Sessions’ decision overrules a 2014 ruling about a Salvadoran woman who fled to the U.S. with her three children to escape an abusive husband. It also reverses years of established precedent and affects tens of thousands of cases.
Sessions asserted that there are no legal grounds for almost all victims of domestic violence and gang violence to claim asylum. These two difficult and multifaceted crimes have caused large numbers of asylum seekers, especially from Central America, to flee to the U.S. over the past decade. Experts believe the sudden change could affect between 60 and 70 percent of asylum jurisprudence.
Sessions’ remarkable decision injects a new strain of cruelty into the Trump administration’s anti-immigration policies.
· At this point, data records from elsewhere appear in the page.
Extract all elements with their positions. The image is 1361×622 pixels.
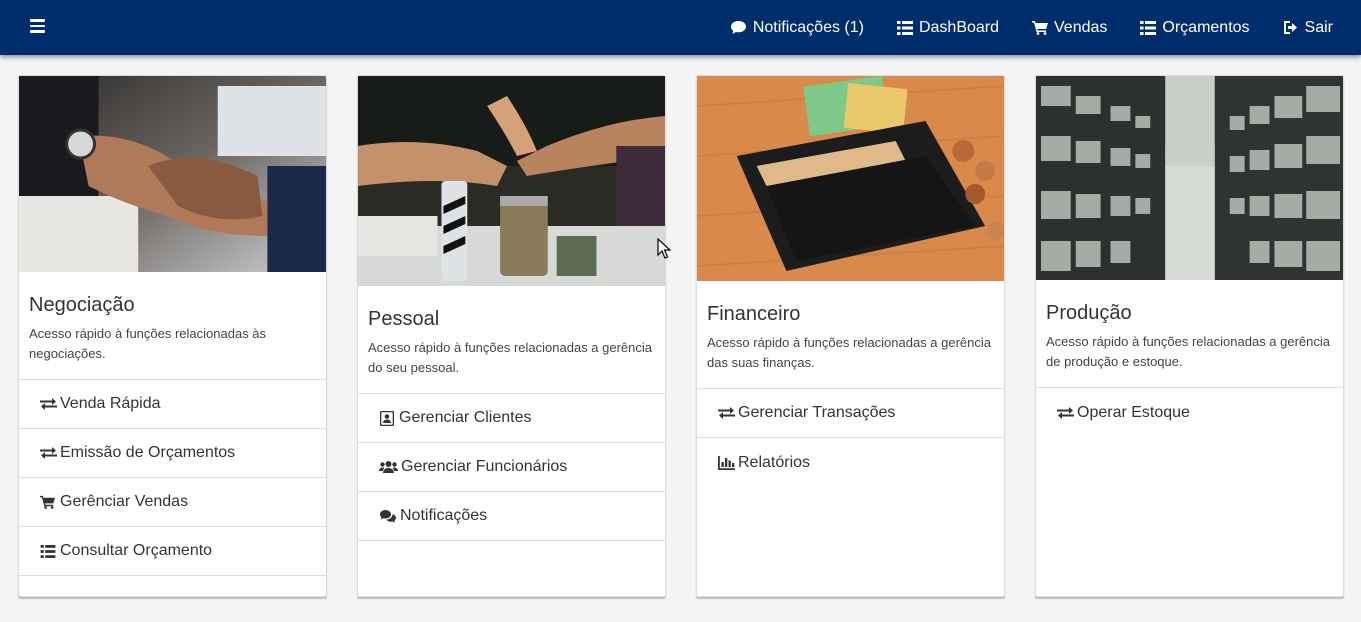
- exchange-icon: [1056, 405, 1074, 421]
- card-link-list: Gerenciar Clientes Gerenciar Funcionário…: [358, 393, 665, 541]
- nav-dashboard[interactable]: DashBoard: [880, 0, 1015, 55]
- wallet-photo: [697, 76, 1004, 281]
- team-fist-bump-photo: [358, 76, 665, 286]
- nav-dashboard-label: DashBoard: [918, 18, 1000, 36]
- comment-icon: [730, 19, 748, 37]
- list-icon: [39, 543, 57, 559]
- card-link-list: Venda Rápida Emissão de Orçamentos Gerên…: [19, 379, 326, 576]
- card-title: Pessoal: [368, 308, 440, 330]
- list-item-label: Venda Rápida: [60, 395, 161, 412]
- comments-icon: [378, 508, 397, 524]
- card-financeiro: Financeiro Acesso rápido à funções relac…: [696, 75, 1005, 597]
- card-link-list: Gerenciar Transações Relatórios: [697, 388, 1004, 487]
- bar-chart-icon: [717, 455, 735, 471]
- emissao-orcamentos-link[interactable]: Emissão de Orçamentos: [19, 429, 326, 478]
- card-link-list: Operar Estoque: [1036, 387, 1343, 437]
- operar-estoque-link[interactable]: Operar Estoque: [1036, 388, 1343, 437]
- list-item-label: Emissão de Orçamentos: [60, 444, 236, 461]
- nav-orcamentos-label: Orçamentos: [1162, 18, 1250, 36]
- nav-sair-label: Sair: [1304, 18, 1333, 36]
- top-nav: Notificações (1) DashBoard Vendas Orçame…: [714, 0, 1349, 55]
- notificacoes-link[interactable]: Notificações: [358, 492, 665, 541]
- card-description: Acesso rápido à funções relacionadas às …: [29, 326, 267, 361]
- card-negociacao: Negociação Acesso rápido à funções relac…: [18, 75, 327, 597]
- list-icon: [1139, 19, 1157, 37]
- hamburger-icon[interactable]: [30, 16, 50, 36]
- list-item-label: Gerenciar Clientes: [399, 409, 532, 426]
- warehouse-shelves-photo: [1036, 76, 1343, 280]
- list-item-label: Notificações: [400, 507, 488, 524]
- nav-vendas-label: Vendas: [1054, 18, 1108, 36]
- list-item-label: Gerênciar Vendas: [60, 493, 189, 510]
- venda-rapida-link[interactable]: Venda Rápida: [19, 380, 326, 429]
- sign-out-icon: [1282, 19, 1300, 37]
- consultar-orcamento-link[interactable]: Consultar Orçamento: [19, 527, 326, 576]
- handshake-photo: [19, 76, 326, 272]
- users-icon: [378, 459, 398, 475]
- top-navbar: Notificações (1) DashBoard Vendas Orçame…: [0, 0, 1361, 55]
- exchange-icon: [39, 445, 57, 461]
- list-item-label: Gerenciar Funcionários: [401, 458, 568, 475]
- cart-icon: [39, 494, 57, 510]
- gerenciar-funcionarios-link[interactable]: Gerenciar Funcionários: [358, 443, 665, 492]
- gerenciar-clientes-link[interactable]: Gerenciar Clientes: [358, 394, 665, 443]
- gerenciar-vendas-link[interactable]: Gerênciar Vendas: [19, 478, 326, 527]
- gerenciar-transacoes-link[interactable]: Gerenciar Transações: [697, 389, 1004, 438]
- card-description: Acesso rápido à funções relacionadas a g…: [368, 340, 653, 375]
- exchange-icon: [717, 405, 735, 421]
- address-book-icon: [378, 410, 396, 426]
- nav-sair[interactable]: Sair: [1266, 0, 1349, 55]
- exchange-icon: [39, 396, 57, 412]
- relatorios-link[interactable]: Relatórios: [697, 438, 1004, 487]
- list-item-label: Gerenciar Transações: [738, 404, 896, 421]
- card-title: Negociação: [29, 294, 135, 316]
- nav-notificacoes-label: Notificações (1): [752, 18, 864, 36]
- mouse-cursor-icon: [657, 238, 671, 259]
- card-title: Produção: [1046, 302, 1132, 324]
- nav-vendas[interactable]: Vendas: [1015, 0, 1123, 55]
- card-description: Acesso rápido à funções relacionadas a g…: [1046, 334, 1331, 369]
- list-item-label: Operar Estoque: [1077, 403, 1190, 421]
- list-icon: [896, 19, 914, 37]
- nav-orcamentos[interactable]: Orçamentos: [1123, 0, 1265, 55]
- card-title: Financeiro: [707, 303, 801, 325]
- list-item-label: Relatórios: [738, 453, 811, 471]
- card-producao: Produção Acesso rápido à funções relacio…: [1035, 75, 1344, 597]
- cart-icon: [1031, 19, 1049, 37]
- list-item-label: Consultar Orçamento: [60, 542, 213, 559]
- nav-notificacoes[interactable]: Notificações (1): [714, 0, 880, 55]
- card-pessoal: Pessoal Acesso rápido à funções relacion…: [357, 75, 666, 597]
- card-description: Acesso rápido à funções relacionadas a g…: [707, 335, 992, 370]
Already, the administration’s cutbacks on the number of admitted refugees have resulted in a dramatic reduction of desperate people who are allowed to resettle in this country in general, and California in particular.
The administration’s new policy to criminally prosecute all adults caught crossing into the U.S. illegally — a policy that has resulted in horrible stories of ICE agents ripping children away from their parents — is morally bankrupt and has proved to be a chaos agent at the border.
Now, Sessions is denying protections to abused women and children fleeing gang violence.
Regulating immigration is the duty of Congress. For decades, it has been derelict in this duty. The Trump administration is taking advantage of this failure to push extreme policies that will destroy families and lead to great harm. It has to stop.